Он почувствовал, что отец быстро усмехнулся.

-Слово “друг” к молодому идиоту мог применить только великодушный великий канцлер, – сказал тот. – Не с чем там было ещё дружить…

-Неправда.

В прикосновении Силы – аналог удивлённо приподнятых бровей.

-Я знаю. Отцы ведь дружат со своими даже совсем маленькими сыновьями. Я видел. Говорят же: мой отец – мне друг…

На него смотрели пристально и внимательно, наверно, с минуту.

-Ну и кто наболтал тебе про Мустафар?

-Лея…

От неожиданности Люк не успел подумать.

-И ты меня сразу пожалел.

-Нет, – ответил Люк честно. И покраснел. – Я пожалел себя. Если бы не Мустафар, нас бы не разлучили.

-Вот оно что…

Тон, которым были произнесены эти слова, был более чем серьёзен. Вейдер внимательно смотрел на Люка.

-Я понимаю.

-Правда?

Тёмный лорд спокойно кивнул.

-Конечно, – произнёс он. – Самое сильное воздействие производит не боль за другого. Наиболее сильно действует осознание собственной потери.

Он задумался.

-Ещё мы хорошо сошлись с Исард, – сказал он внезапно. – За последние месяцы. Впрочем, я всегда испытывал к ней симпатию.

-Исард? Йсанне Исард, директор разведки?!

-А что тебя так пугает?

-Но она же… маньячка.

-Да? То же самое можно сказать про многих героев Альянса. С точки зрения Империи.

-Но это не точка зрения Альянса, – ответил Люк. – Так думают об Исард в самой империи.

-И что о ней думают?

-Её называют Снежная королева, – сказал Люк.

-Знаю, – усмешка.

-Она очень жестока, – продолжил Люк. – Одна из самых жестоких людей на этом посту за всё время существования Империи, – Люк смотрел отцу в линзы. – В её заведении люди исчезают бесследно.

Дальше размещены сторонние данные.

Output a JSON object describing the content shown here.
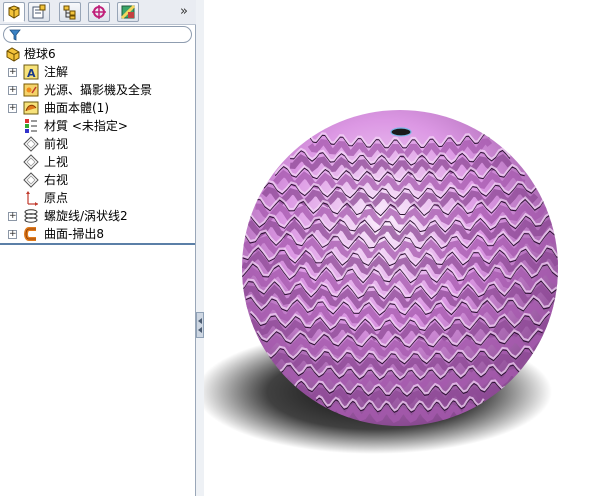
{
  "tabs": [
    {
      "icon": "feature-manager-icon"
    },
    {
      "icon": "property-manager-icon"
    },
    {
      "icon": "configuration-manager-icon"
    },
    {
      "icon": "dimxpert-manager-icon"
    },
    {
      "icon": "display-manager-icon"
    }
  ],
  "tab_more_label": "»",
  "filter": {
    "placeholder": "",
    "icon": "filter-funnel-icon"
  },
  "tree": {
    "root": {
      "label": "橙球6",
      "icon": "part-icon"
    },
    "items": [
      {
        "label": "注解",
        "icon": "annotations-icon",
        "expandable": true
      },
      {
        "label": "光源、攝影機及全景",
        "icon": "lights-cameras-icon",
        "expandable": true
      },
      {
        "label": "曲面本體(1)",
        "icon": "surface-bodies-icon",
        "expandable": true
      },
      {
        "label": "材質 <未指定>",
        "icon": "material-icon",
        "expandable": false
      },
      {
        "label": "前视",
        "icon": "plane-icon",
        "expandable": false
      },
      {
        "label": "上视",
        "icon": "plane-icon",
        "expandable": false
      },
      {
        "label": "右视",
        "icon": "plane-icon",
        "expandable": false
      },
      {
        "label": "原点",
        "icon": "origin-icon",
        "expandable": false
      },
      {
        "label": "螺旋线/涡状线2",
        "icon": "helix-icon",
        "expandable": true
      },
      {
        "label": "曲面-掃出8",
        "icon": "surface-sweep-icon",
        "expandable": true
      }
    ],
    "expander_symbol": "+"
  },
  "viewport": {
    "model": "pink wavy ruffled sphere",
    "model_color": "#d68ee0"
  },
  "colors": {
    "panel_bg": "#ffffff",
    "tab_bg": "#e9ecf2",
    "accent_line": "#5b7fa7"
  }
}
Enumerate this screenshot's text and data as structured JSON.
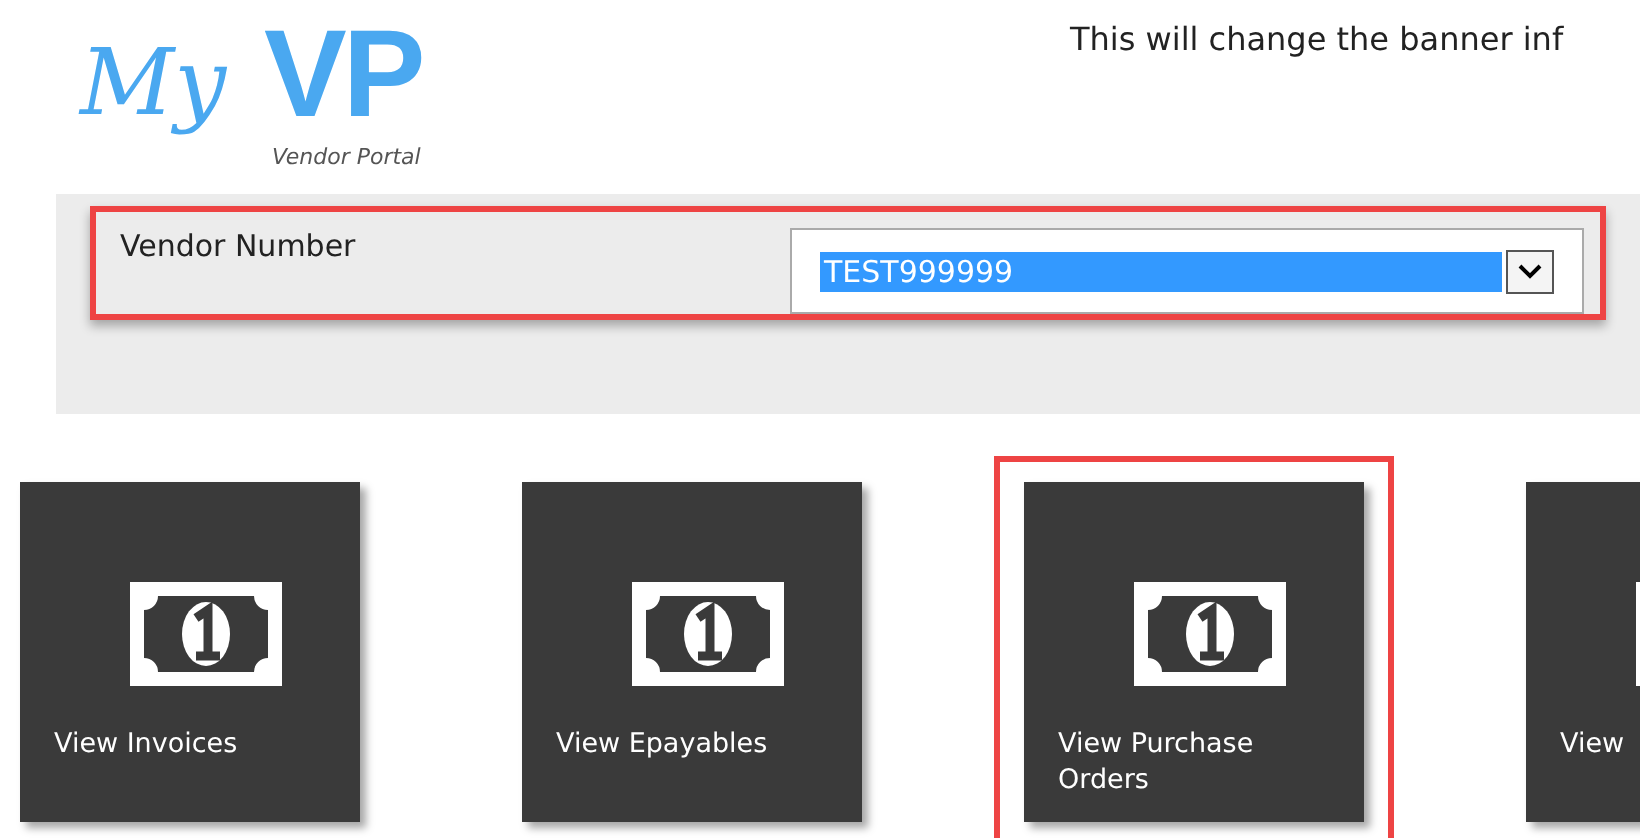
{
  "logo": {
    "script": "My",
    "letters": "VP",
    "tagline": "Vendor Portal"
  },
  "banner_text": "This will change the banner inf",
  "vendor": {
    "label": "Vendor Number",
    "value": "TEST999999",
    "highlighted": true
  },
  "tiles": [
    {
      "label": "View Invoices",
      "highlighted": false
    },
    {
      "label": "View Epayables",
      "highlighted": false
    },
    {
      "label": "View Purchase Orders",
      "highlighted": true
    },
    {
      "label": "View",
      "highlighted": false
    }
  ]
}
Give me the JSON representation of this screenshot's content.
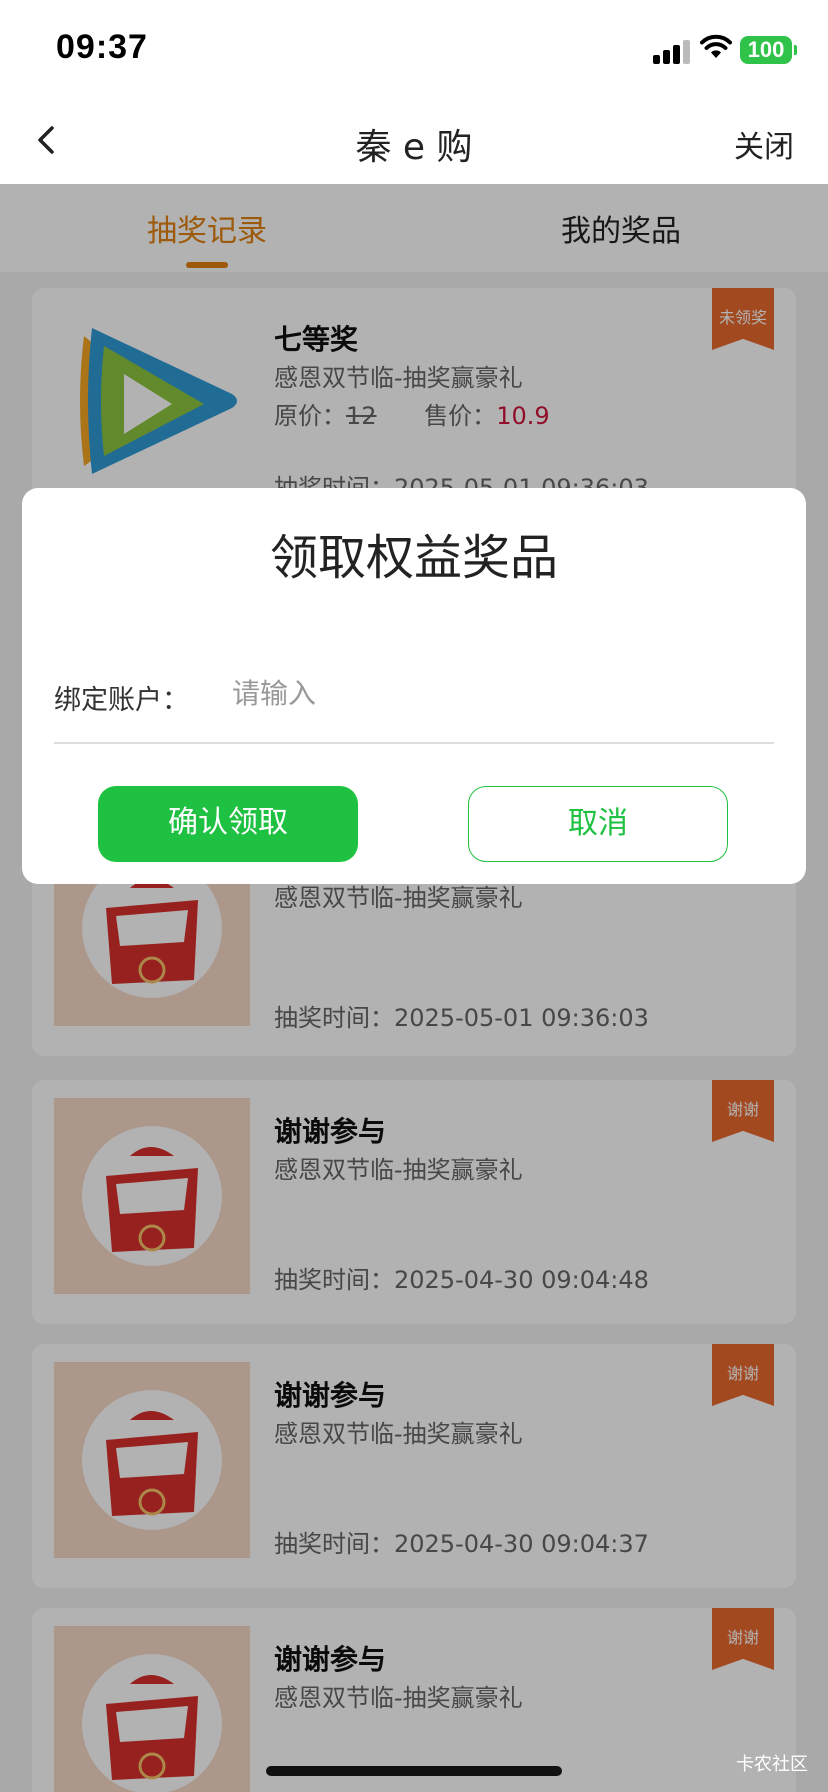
{
  "status_bar": {
    "time": "09:37",
    "battery": "100"
  },
  "nav": {
    "title": "秦 e 购",
    "close_label": "关闭"
  },
  "tabs": [
    {
      "label": "抽奖记录",
      "active": true
    },
    {
      "label": "我的奖品",
      "active": false
    }
  ],
  "records": [
    {
      "name": "七等奖",
      "subtitle": "感恩双节临-抽奖赢豪礼",
      "price_label": "原价：",
      "original_price": "12",
      "sale_label": "售价：",
      "sale_price": "10.9",
      "time": "抽奖时间：2025-05-01 09:36:03",
      "ribbon": "未领奖",
      "thumb": "video-app-logo"
    },
    {
      "name": "",
      "subtitle": "感恩双节临-抽奖赢豪礼",
      "time": "抽奖时间：2025-05-01 09:36:03",
      "thumb": "thanks-for-participating-icon"
    },
    {
      "name": "谢谢参与",
      "subtitle": "感恩双节临-抽奖赢豪礼",
      "time": "抽奖时间：2025-04-30 09:04:48",
      "ribbon": "谢谢",
      "thumb": "thanks-for-participating-icon"
    },
    {
      "name": "谢谢参与",
      "subtitle": "感恩双节临-抽奖赢豪礼",
      "time": "抽奖时间：2025-04-30 09:04:37",
      "ribbon": "谢谢",
      "thumb": "thanks-for-participating-icon"
    },
    {
      "name": "谢谢参与",
      "subtitle": "感恩双节临-抽奖赢豪礼",
      "ribbon": "谢谢",
      "thumb": "thanks-for-participating-icon"
    }
  ],
  "dialog": {
    "title": "领取权益奖品",
    "field_label": "绑定账户：",
    "field_placeholder": "请输入",
    "field_value": "",
    "confirm_label": "确认领取",
    "cancel_label": "取消"
  },
  "watermark": "卡农社区",
  "colors": {
    "accent_orange": "#e0820f",
    "confirm_green": "#1ec141",
    "sale_red": "#d0153c",
    "ribbon": "#e9692f"
  }
}
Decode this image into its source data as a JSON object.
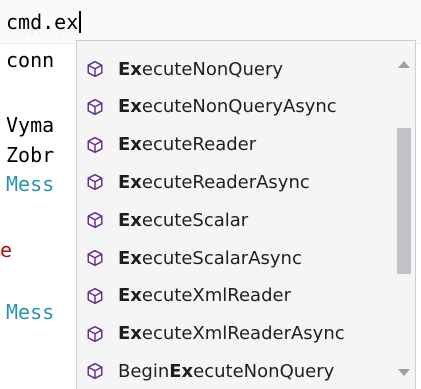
{
  "editor": {
    "line1_prefix": "cmd.ex",
    "line2": "conn",
    "line3": "Vyma",
    "line4": "Zobr",
    "line5": "Mess",
    "line6": "e",
    "line7": "Mess"
  },
  "completion": {
    "icon": "method-cube-icon",
    "icon_color": "#652d90",
    "items": [
      {
        "prefix": "",
        "match": "Ex",
        "suffix": "ecuteNonQuery"
      },
      {
        "prefix": "",
        "match": "Ex",
        "suffix": "ecuteNonQueryAsync"
      },
      {
        "prefix": "",
        "match": "Ex",
        "suffix": "ecuteReader"
      },
      {
        "prefix": "",
        "match": "Ex",
        "suffix": "ecuteReaderAsync"
      },
      {
        "prefix": "",
        "match": "Ex",
        "suffix": "ecuteScalar"
      },
      {
        "prefix": "",
        "match": "Ex",
        "suffix": "ecuteScalarAsync"
      },
      {
        "prefix": "",
        "match": "Ex",
        "suffix": "ecuteXmlReader"
      },
      {
        "prefix": "",
        "match": "Ex",
        "suffix": "ecuteXmlReaderAsync"
      },
      {
        "prefix": "Begin",
        "match": "Ex",
        "suffix": "ecuteNonQuery"
      }
    ]
  }
}
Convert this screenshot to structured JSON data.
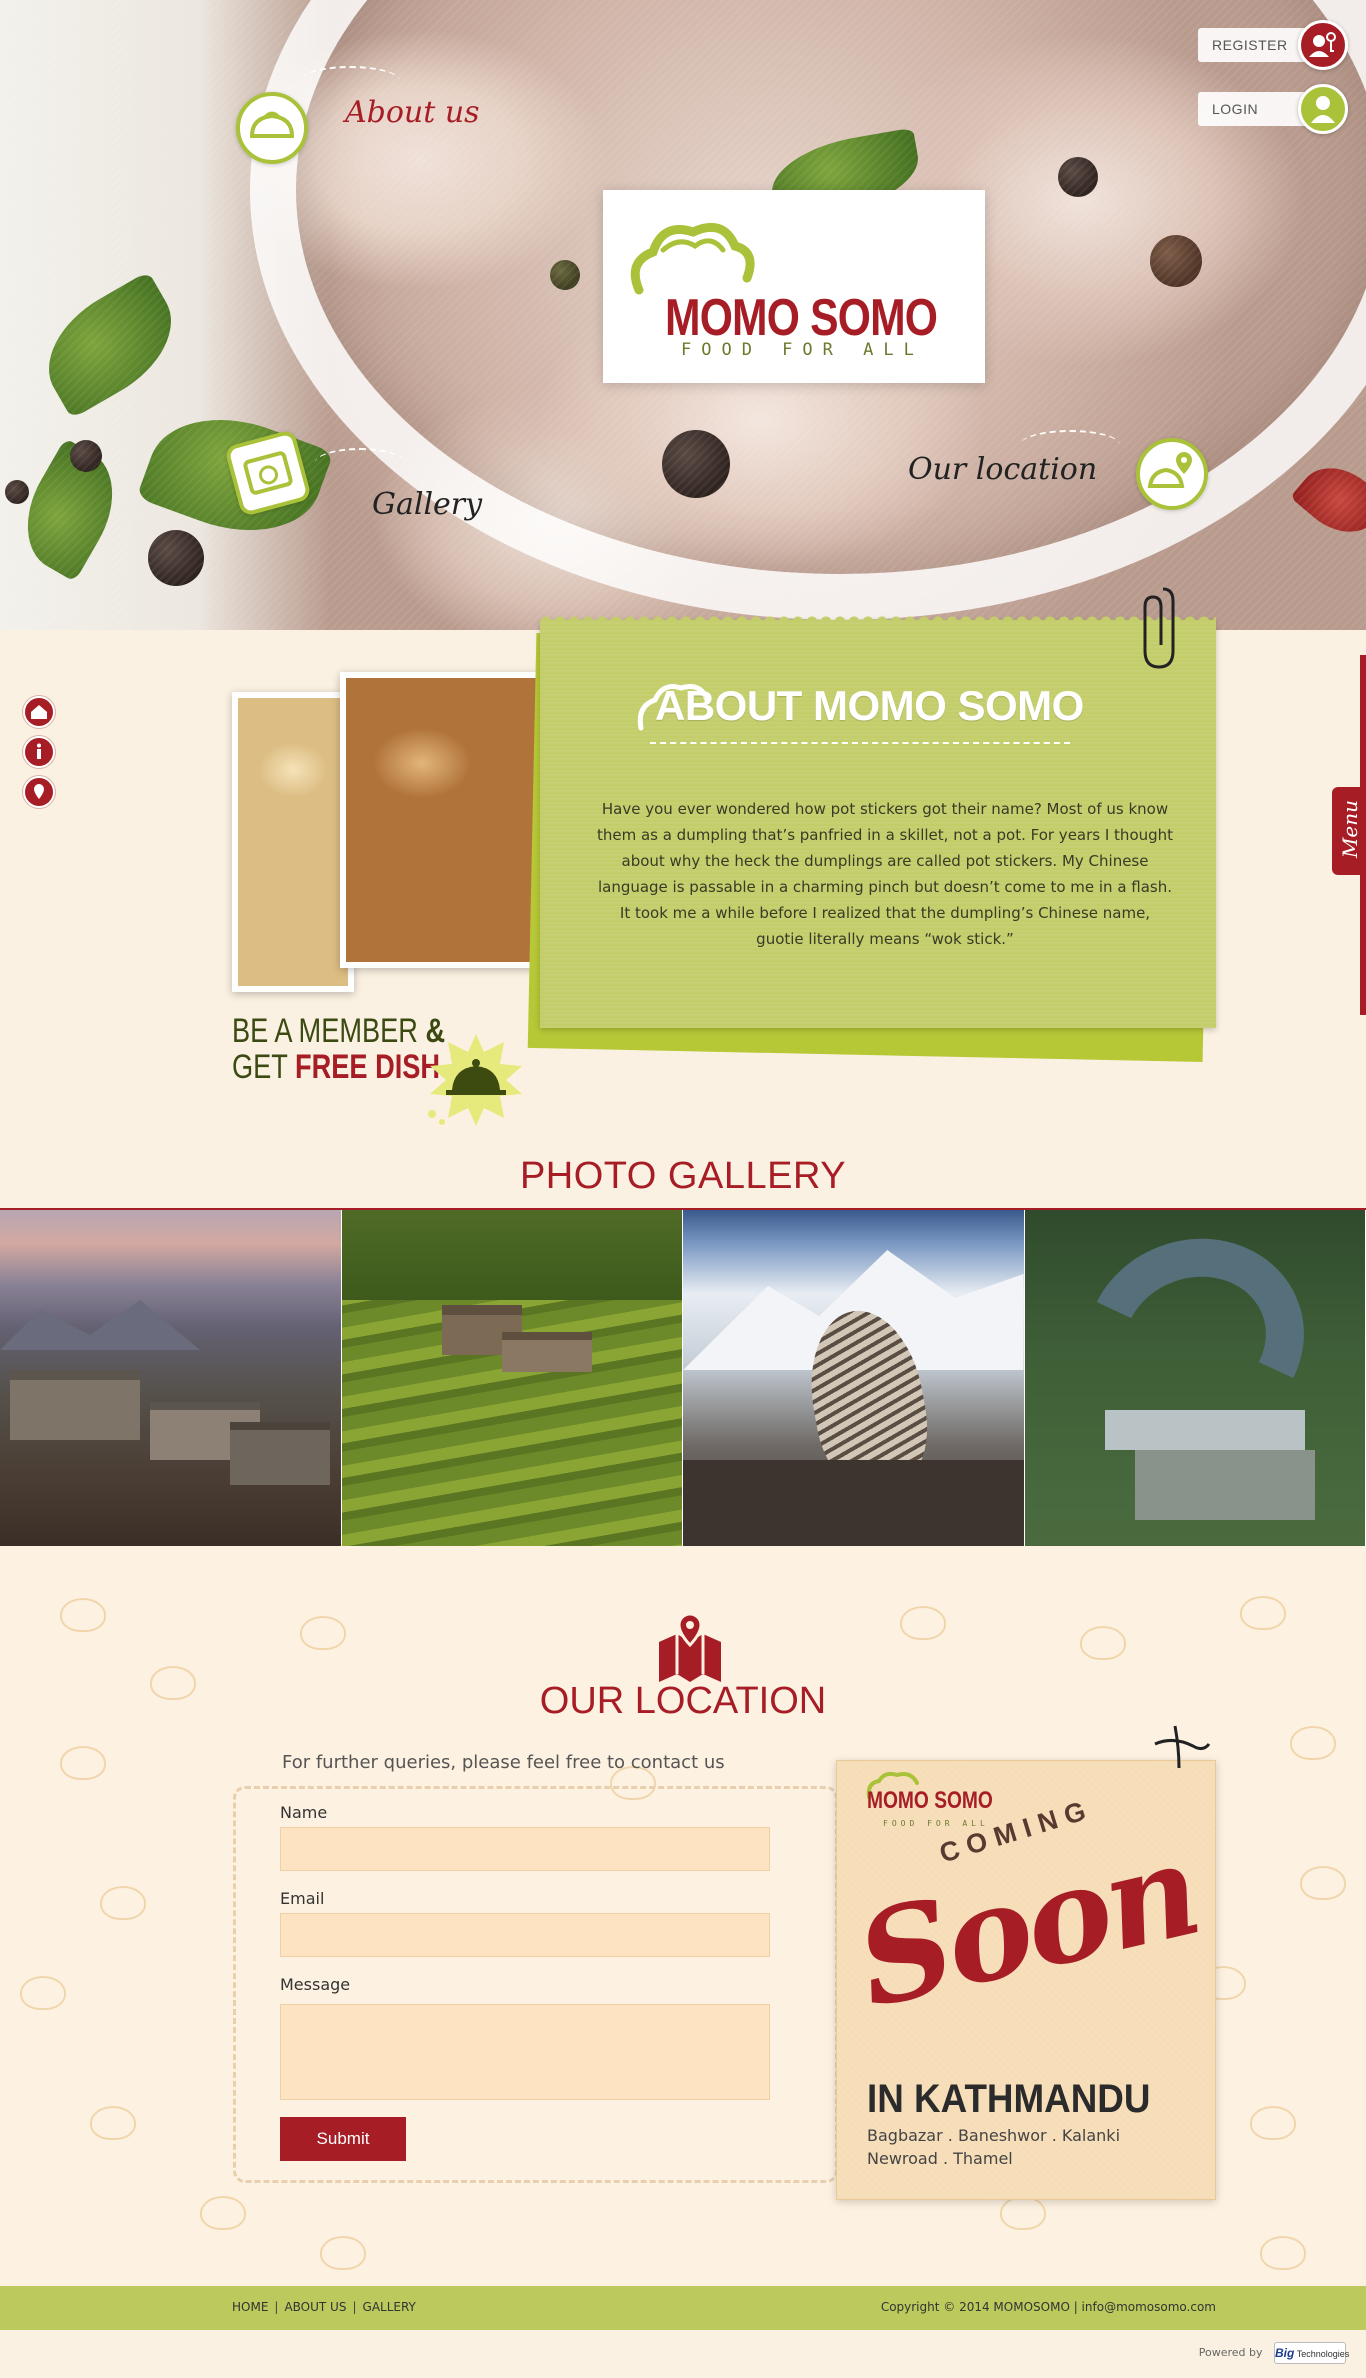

Говорят об особом психологическом воздействии, которое она применяет к задержанным. Говорят, что она находит удовольствие в допросе. Говорят, она нетерпима и беспощадна. Говорят…

-Да, знаю, – Вейдер снова кивнул. – Она старательно создавала этот имидж.

-Имидж?

-Да. Она вступила в должность как раз в то время, когда центральная власть ослабла. И тогда она заполнила силовым воздействием лакуны слабости центральной власти.

-И для этого надо было… применять…

-Необходим бы сильный страх, – отрешённо ответил Вейдер. – Страх, который у девяноста процентов перекрывал в зародыше любые мысли о том, что можно воспользоваться ситуацией.

-Но в её заведении убивают и, что хуже, калечат людей. Вот здесь, – он приложил ладонь ко лбу, – калечат.

-Это война.

-А ты, похоже, до сих пор со своей не вернулся! – в сердцах высказал Люк. И тут же пожалел об этом. Но Вейдер принял этот вскрик удивительно спокойно. Он промолчал. Так молчат люди, которые не видят надобности подтверждать очевидные факты.

-Прости, – сказал Люк.

-А я и не скрывал, что живу в жестоком мире, – ответил Вейдер. – Ты, кстати, тоже. Не думаю, что для тебя что-то новое во всём этом. Ты тоже воевал. И война была не игрушечной. Убить тебя могли. Это вполне вероятно…

-Пап, а там, у первой Звезды…

-Что?

-Ты… меня почувствовал?

На него долго смотрели тёмные слепые линзы. Люк вздрогнул и отвернулся.

-Люк, – сказал Вейдер, – эта история началась не со Звезды. И ты ничего не поймёшь, если не поймёшь сначала, что такое был давний Орден.

-Как я могу понять, если…

-Джедаи стали сейчас такой же сказкой и легендой, как ситхи когда-то?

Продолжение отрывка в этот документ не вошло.